When fiction becomes confused with fact, we sever our critical tether to reality. The conclusions from years of careful research, scrutinized by competing scientists and published in peer-reviewed journals carry no more weight with the public than the random thoughts of a bloated pundit. Talking heads with no training now have the same authority as highly qualified experts. So global warming is dismissed as a liberal hoax in spite of a preponderance of scientific evidence. Climate and weather are mistakenly thought to be the same so that with every winter storm comes the pathetic and childish assertion that the world could not be getting hotter. When presented with evidence, skeptics selectively demand more "proof" without understanding what that concept means in scientific inquiry. Yet, with considerable irony again, when we are not discussing climate change, many hold beliefs securely for which there is no proof at all, the flipside consequence of misunderstanding the scientific method. The anti-vaccine movement demands no proof of the link to autism, which has been thoroughly discredited. They simply believe.

This elevation of faith to fact, and confusing belief with evidence, has real consequences. Nowhere can that be seen more clearly than in conservative opposition to President Obama over the past seven years. By untethering ties to reality, by claiming faith is sufficient proof of any belief, the GOP can with a straight face blame Obama for everything bad, no matter how far removed from Obama in reality, and give him credit for nothing good, independent of how directly his actions led to that good. No leap of logic or time or reason is too great for them to link Obama with something unpleasant, and no cause and effect, no matter how obvious or self-evident, is too strong for them to dismiss, reject or ignore. Facts do not matter.

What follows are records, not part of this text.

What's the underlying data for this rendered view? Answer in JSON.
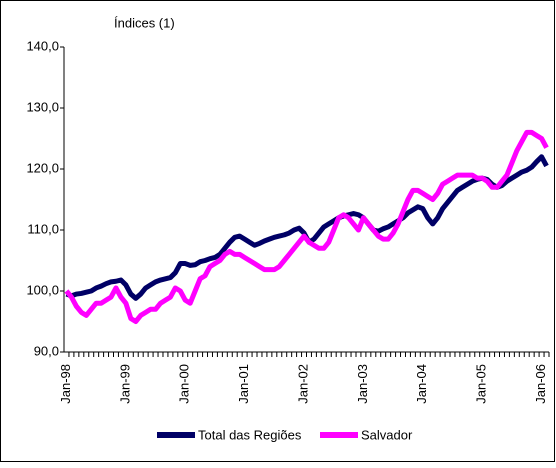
{
  "chart_data": {
    "type": "line",
    "title": "Índices (1)",
    "categories": [
      "Jan-98",
      null,
      null,
      null,
      null,
      null,
      null,
      null,
      null,
      null,
      null,
      null,
      "Jan-99",
      null,
      null,
      null,
      null,
      null,
      null,
      null,
      null,
      null,
      null,
      null,
      "Jan-00",
      null,
      null,
      null,
      null,
      null,
      null,
      null,
      null,
      null,
      null,
      null,
      "Jan-01",
      null,
      null,
      null,
      null,
      null,
      null,
      null,
      null,
      null,
      null,
      null,
      "Jan-02",
      null,
      null,
      null,
      null,
      null,
      null,
      null,
      null,
      null,
      null,
      null,
      "Jan-03",
      null,
      null,
      null,
      null,
      null,
      null,
      null,
      null,
      null,
      null,
      null,
      "Jan-04",
      null,
      null,
      null,
      null,
      null,
      null,
      null,
      null,
      null,
      null,
      null,
      "Jan-05",
      null,
      null,
      null,
      null,
      null,
      null,
      null,
      null,
      null,
      null,
      null,
      "Jan-06",
      null
    ],
    "series": [
      {
        "name": "Total das Regiões",
        "color": "#000066",
        "values": [
          99.5,
          99.2,
          99.5,
          99.6,
          99.8,
          100,
          100.5,
          100.8,
          101.2,
          101.5,
          101.6,
          101.8,
          101,
          99.5,
          98.8,
          99.5,
          100.5,
          101,
          101.5,
          101.8,
          102,
          102.2,
          103,
          104.5,
          104.5,
          104.2,
          104.3,
          104.8,
          105,
          105.3,
          105.5,
          106,
          107,
          108,
          108.8,
          109,
          108.5,
          108,
          107.5,
          107.8,
          108.2,
          108.5,
          108.8,
          109,
          109.2,
          109.5,
          110,
          110.3,
          109.5,
          108,
          108.5,
          109.5,
          110.5,
          111,
          111.5,
          112,
          112.3,
          112.5,
          112.7,
          112.5,
          112,
          111,
          110,
          109.8,
          110.2,
          110.5,
          111,
          111.5,
          112,
          112.8,
          113.3,
          113.8,
          113.5,
          112,
          111,
          112,
          113.5,
          114.5,
          115.5,
          116.5,
          117,
          117.5,
          118,
          118.3,
          118.5,
          118.3,
          117.5,
          117,
          117.3,
          118,
          118.5,
          119,
          119.5,
          119.8,
          120.3,
          121.2,
          122,
          120.5
        ]
      },
      {
        "name": "Salvador",
        "color": "#ff00ff",
        "values": [
          100,
          99,
          97.5,
          96.5,
          96,
          97,
          98,
          98,
          98.5,
          99,
          100.5,
          99,
          98,
          95.5,
          95,
          96,
          96.5,
          97,
          97,
          98,
          98.5,
          99,
          100.5,
          100,
          98.5,
          98,
          100,
          102,
          102.5,
          104,
          104.5,
          105,
          106,
          106.5,
          106,
          106,
          105.5,
          105,
          104.5,
          104,
          103.5,
          103.5,
          103.5,
          104,
          105,
          106,
          107,
          108,
          109,
          108,
          107.5,
          107,
          107,
          108,
          110,
          112,
          112.5,
          112,
          111,
          110,
          112,
          111,
          110,
          109,
          108.5,
          108.5,
          109.5,
          111,
          113,
          115,
          116.5,
          116.5,
          116,
          115.5,
          115,
          116,
          117.5,
          118,
          118.5,
          119,
          119,
          119,
          119,
          118.5,
          118.5,
          118,
          117,
          117,
          118,
          119,
          121,
          123,
          124.5,
          126,
          126,
          125.5,
          125,
          123.5
        ]
      }
    ],
    "ylim": [
      90,
      140
    ],
    "yticks": [
      {
        "value": 90,
        "label": "90,0"
      },
      {
        "value": 100,
        "label": "100,0"
      },
      {
        "value": 110,
        "label": "110,0"
      },
      {
        "value": 120,
        "label": "120,0"
      },
      {
        "value": 130,
        "label": "130,0"
      },
      {
        "value": 140,
        "label": "140,0"
      }
    ],
    "grid": false,
    "legend": "bottom"
  }
}
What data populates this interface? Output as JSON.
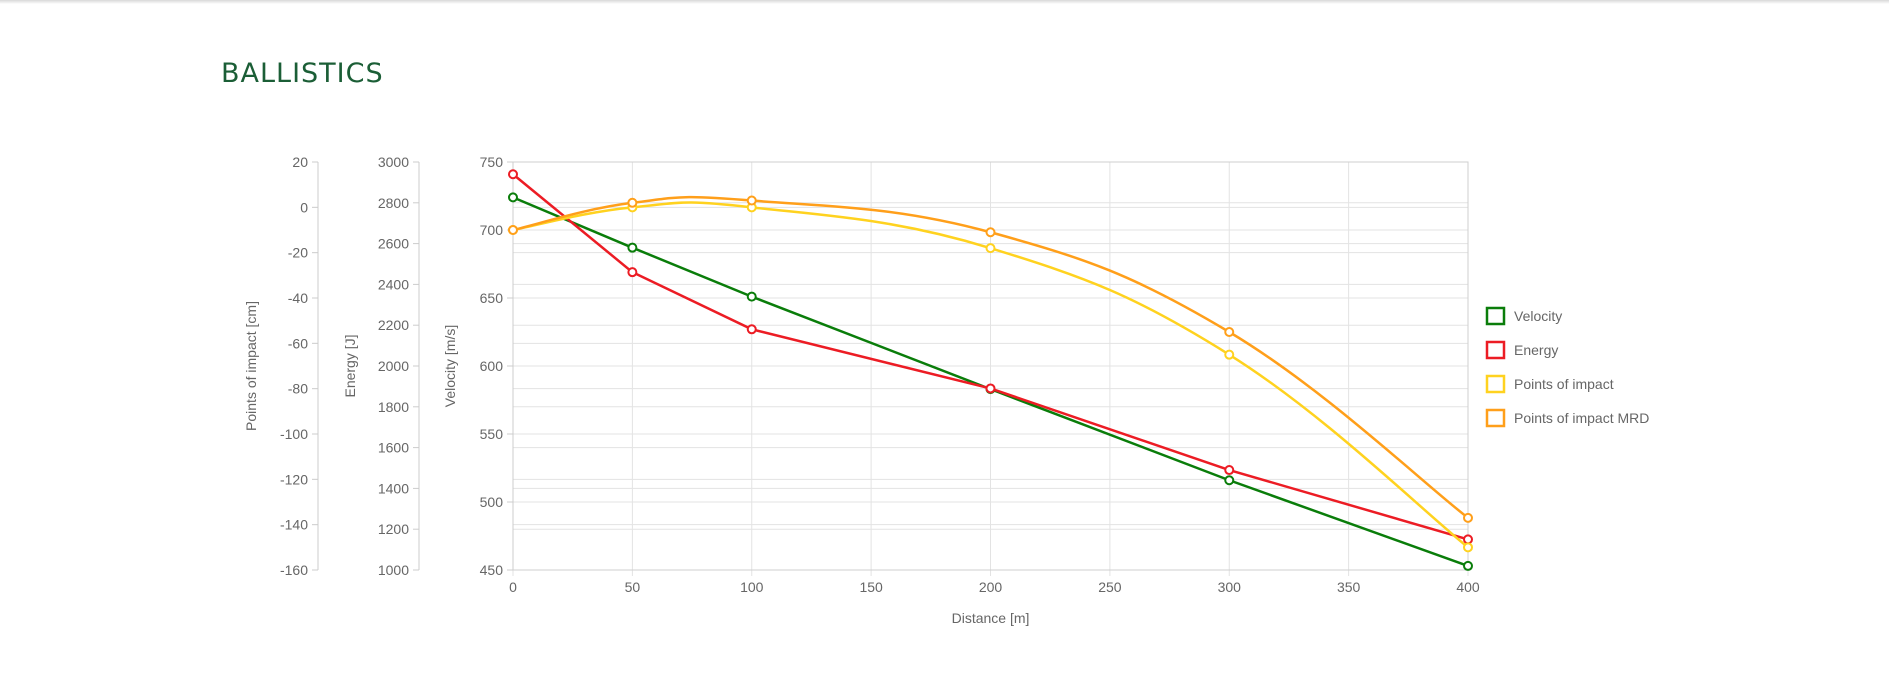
{
  "page": {
    "title": "BALLISTICS"
  },
  "colors": {
    "title": "#1b5e36",
    "velocity": "#0a7d0a",
    "energy": "#ec1c24",
    "points_of_impact": "#ffd21f",
    "points_of_impact_mrd": "#ff9f1a"
  },
  "chart_data": {
    "type": "line",
    "xlabel": "Distance [m]",
    "x_ticks": [
      "0",
      "50",
      "100",
      "150",
      "200",
      "250",
      "300",
      "350",
      "400"
    ],
    "xlim": [
      0,
      400
    ],
    "grid": true,
    "legend_position": "right",
    "axes": [
      {
        "id": "poi",
        "label": "Points of impact [cm]",
        "range": [
          -160,
          20
        ],
        "ticks": [
          "20",
          "0",
          "-20",
          "-40",
          "-60",
          "-80",
          "-100",
          "-120",
          "-140",
          "-160"
        ]
      },
      {
        "id": "energy",
        "label": "Energy [J]",
        "range": [
          1000,
          3000
        ],
        "ticks": [
          "3000",
          "2800",
          "2600",
          "2400",
          "2200",
          "2000",
          "1800",
          "1600",
          "1400",
          "1200",
          "1000"
        ]
      },
      {
        "id": "velocity",
        "label": "Velocity [m/s]",
        "range": [
          450,
          750
        ],
        "ticks": [
          "750",
          "700",
          "650",
          "600",
          "550",
          "500",
          "450"
        ]
      }
    ],
    "series": [
      {
        "name": "Velocity",
        "axis": "velocity",
        "color": "#0a7d0a",
        "smooth": false,
        "x": [
          0,
          50,
          100,
          200,
          300,
          400
        ],
        "y": [
          724,
          687,
          651,
          583,
          516,
          453
        ]
      },
      {
        "name": "Energy",
        "axis": "energy",
        "color": "#ec1c24",
        "smooth": false,
        "x": [
          0,
          50,
          100,
          200,
          300,
          400
        ],
        "y": [
          2940,
          2460,
          2180,
          1890,
          1490,
          1150
        ]
      },
      {
        "name": "Points of impact",
        "axis": "poi",
        "color": "#ffd21f",
        "smooth": true,
        "x": [
          0,
          50,
          100,
          200,
          300,
          400
        ],
        "y": [
          -10,
          0,
          0,
          -18,
          -65,
          -150
        ]
      },
      {
        "name": "Points of impact MRD",
        "axis": "poi",
        "color": "#ff9f1a",
        "smooth": true,
        "x": [
          0,
          50,
          100,
          200,
          300,
          400
        ],
        "y": [
          -10,
          2,
          3,
          -11,
          -55,
          -137
        ]
      }
    ]
  }
}
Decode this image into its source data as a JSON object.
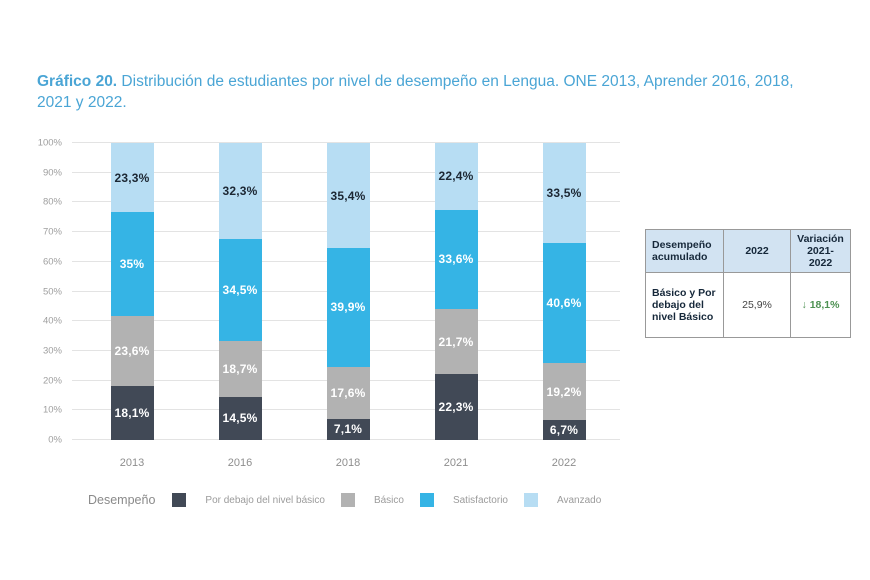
{
  "title": {
    "prefix": "Gráfico 20.",
    "text": " Distribución de estudiantes por nivel de desempeño en Lengua. ONE 2013, Aprender 2016, 2018, 2021 y 2022."
  },
  "chart_data": {
    "type": "bar",
    "stacked": true,
    "orientation": "vertical",
    "categories": [
      "2013",
      "2016",
      "2018",
      "2021",
      "2022"
    ],
    "series": [
      {
        "name": "Por debajo del nivel básico",
        "color": "#414956",
        "label_color": "#ffffff",
        "values": [
          18.1,
          14.5,
          7.1,
          22.3,
          6.7
        ],
        "labels": [
          "18,1%",
          "14,5%",
          "7,1%",
          "22,3%",
          "6,7%"
        ]
      },
      {
        "name": "Básico",
        "color": "#b2b2b2",
        "label_color": "#ffffff",
        "values": [
          23.6,
          18.7,
          17.6,
          21.7,
          19.2
        ],
        "labels": [
          "23,6%",
          "18,7%",
          "17,6%",
          "21,7%",
          "19,2%"
        ]
      },
      {
        "name": "Satisfactorio",
        "color": "#35b4e5",
        "label_color": "#ffffff",
        "values": [
          35,
          34.5,
          39.9,
          33.6,
          40.6
        ],
        "labels": [
          "35%",
          "34,5%",
          "39,9%",
          "33,6%",
          "40,6%"
        ]
      },
      {
        "name": "Avanzado",
        "color": "#b7ddf3",
        "label_color": "#1c2733",
        "values": [
          23.3,
          32.3,
          35.4,
          22.4,
          33.5
        ],
        "labels": [
          "23,3%",
          "32,3%",
          "35,4%",
          "22,4%",
          "33,5%"
        ]
      }
    ],
    "y_ticks": [
      "0%",
      "10%",
      "20%",
      "30%",
      "40%",
      "50%",
      "60%",
      "70%",
      "80%",
      "90%",
      "100%"
    ],
    "ylim": [
      0,
      100
    ],
    "grid": true,
    "legend_title": "Desempeño",
    "legend_position": "bottom"
  },
  "table": {
    "headers": [
      "Desempeño acumulado",
      "2022",
      "Variación 2021-2022"
    ],
    "rows": [
      {
        "label": "Básico y Por debajo del nivel Básico",
        "value_2022": "25,9%",
        "variation_arrow": "↓",
        "variation": "18,1%",
        "variation_color": "#4d9152"
      }
    ]
  }
}
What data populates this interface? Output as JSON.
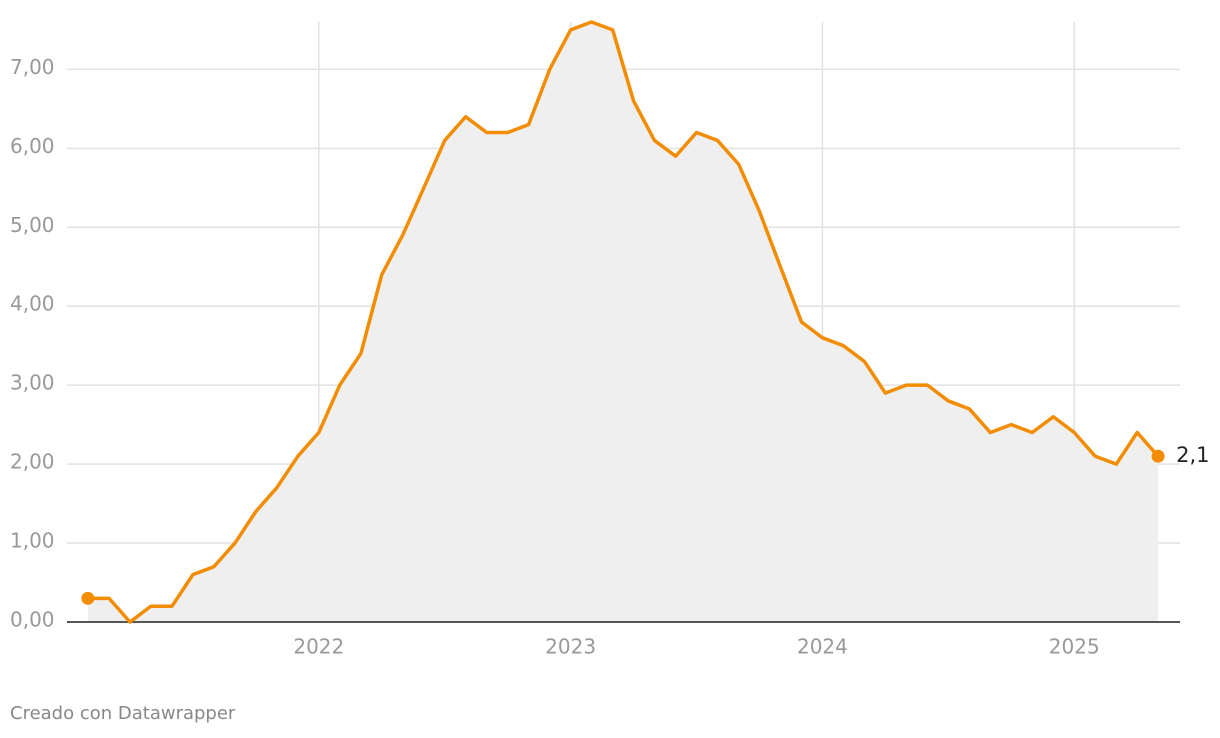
{
  "chart_data": {
    "type": "area-line",
    "x": [
      2021.083,
      2021.167,
      2021.25,
      2021.333,
      2021.417,
      2021.5,
      2021.583,
      2021.667,
      2021.75,
      2021.833,
      2021.917,
      2022.0,
      2022.083,
      2022.167,
      2022.25,
      2022.333,
      2022.417,
      2022.5,
      2022.583,
      2022.667,
      2022.75,
      2022.833,
      2022.917,
      2023.0,
      2023.083,
      2023.167,
      2023.25,
      2023.333,
      2023.417,
      2023.5,
      2023.583,
      2023.667,
      2023.75,
      2023.833,
      2023.917,
      2024.0,
      2024.083,
      2024.167,
      2024.25,
      2024.333,
      2024.417,
      2024.5,
      2024.583,
      2024.667,
      2024.75,
      2024.833,
      2024.917,
      2025.0,
      2025.083,
      2025.167,
      2025.25,
      2025.333
    ],
    "values": [
      0.3,
      0.3,
      0.0,
      0.2,
      0.2,
      0.6,
      0.7,
      1.0,
      1.4,
      1.7,
      2.1,
      2.4,
      3.0,
      3.4,
      4.4,
      4.9,
      5.5,
      6.1,
      6.4,
      6.2,
      6.2,
      6.3,
      7.0,
      7.5,
      7.6,
      7.5,
      6.6,
      6.1,
      5.9,
      6.2,
      6.1,
      5.8,
      5.2,
      4.5,
      3.8,
      3.6,
      3.5,
      3.3,
      2.9,
      3.0,
      3.0,
      2.8,
      2.7,
      2.4,
      2.5,
      2.4,
      2.6,
      2.4,
      2.1,
      2.0,
      2.4,
      2.1
    ],
    "value_labels": [
      null,
      null,
      null,
      null,
      null,
      null,
      null,
      null,
      null,
      null,
      null,
      null,
      null,
      null,
      null,
      null,
      null,
      null,
      null,
      null,
      null,
      null,
      null,
      null,
      null,
      null,
      null,
      null,
      null,
      null,
      null,
      null,
      null,
      null,
      null,
      null,
      null,
      null,
      null,
      null,
      null,
      null,
      null,
      null,
      null,
      null,
      null,
      null,
      null,
      null,
      null,
      "2,1"
    ],
    "color": "#f28c00",
    "area_color": "#efefef",
    "grid": true,
    "xlim": [
      2021.0,
      2025.42
    ],
    "xticks": [
      2022,
      2023,
      2024,
      2025
    ],
    "ylim": [
      0,
      7.6
    ],
    "yticks": [
      {
        "value": 0,
        "label": "0,00"
      },
      {
        "value": 1,
        "label": "1,00"
      },
      {
        "value": 2,
        "label": "2,00"
      },
      {
        "value": 3,
        "label": "3,00"
      },
      {
        "value": 4,
        "label": "4,00"
      },
      {
        "value": 5,
        "label": "5,00"
      },
      {
        "value": 6,
        "label": "6,00"
      },
      {
        "value": 7,
        "label": "7,00"
      }
    ],
    "footer": "Creado con Datawrapper"
  }
}
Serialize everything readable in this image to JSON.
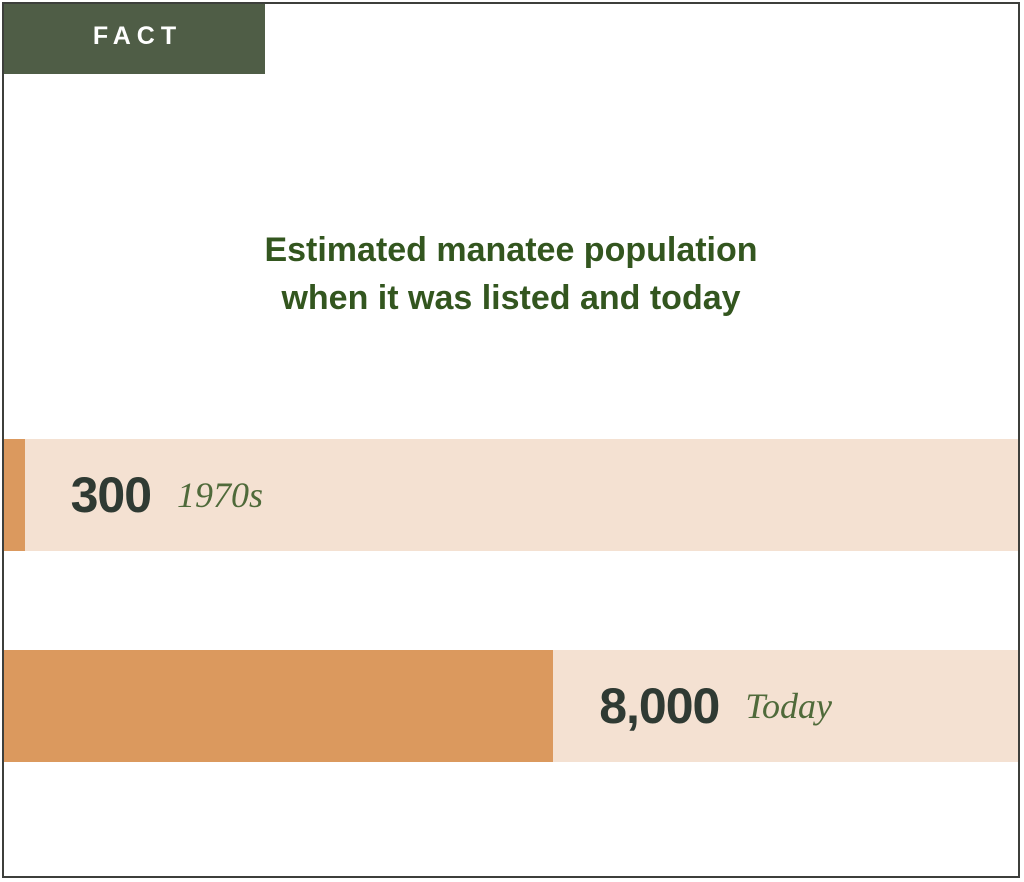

The idea that the GOP has substituted faith for fact is easily enough proven. Take any area of improvement -- lower unemployment, rising stock market, declining gas prices, an expanding economy, health care -- and then ask any conservative friend if Obama can be credited for any of that. When the inevitable answer is no, ask the following question: Is there any circumstance, any result, any area of improvement that can be attributed to Obama? Elevated gas prices were his fault, but prices lowered in spite of him. He was blamed for the declining stock market he inherited, but given no credit for a market that more than doubled during his tenure. His economic policies were blamed for high unemployment, but those same polices have nothing to do with rates falling below 6 percent. What could Obama have done, what outcome could we have seen, for which a conservative would be willing to credit him? The untenable but predictable answer is none, at least in the faith-based world of conservatives.

We can only come to this deep divide, this unbridgeable political chasm, because political opponents simply cannot admit that the other side has had any success. And that position is possible in the face of undeniable success only because facts are rejected as nothing but inconveniences, easily dismissed as irrelevant to the greater ideal of faith. This slide away from an objective reality is the primary cause of extreme polarization because faith allows for the creation of an alternative universe in which an opponent is easily demonized by dismissing ameliorating facts. A big leap it is not from believing in god and the devil to believing in anything at all, including that the president is a radical Christian but also a Muslim and a foreign-citizen socialist who will take your guns away. Facts don't matter; we create a fictional order in the face of randomness and then call that real, and the chasm becomes ever wider. Faith and ignorance are not benign, and they become downright dangerous when they are confused with rationality. Pareidolia is great for a kid lying in the grass looking up skyward; it's not so great as a foundation for a political movement.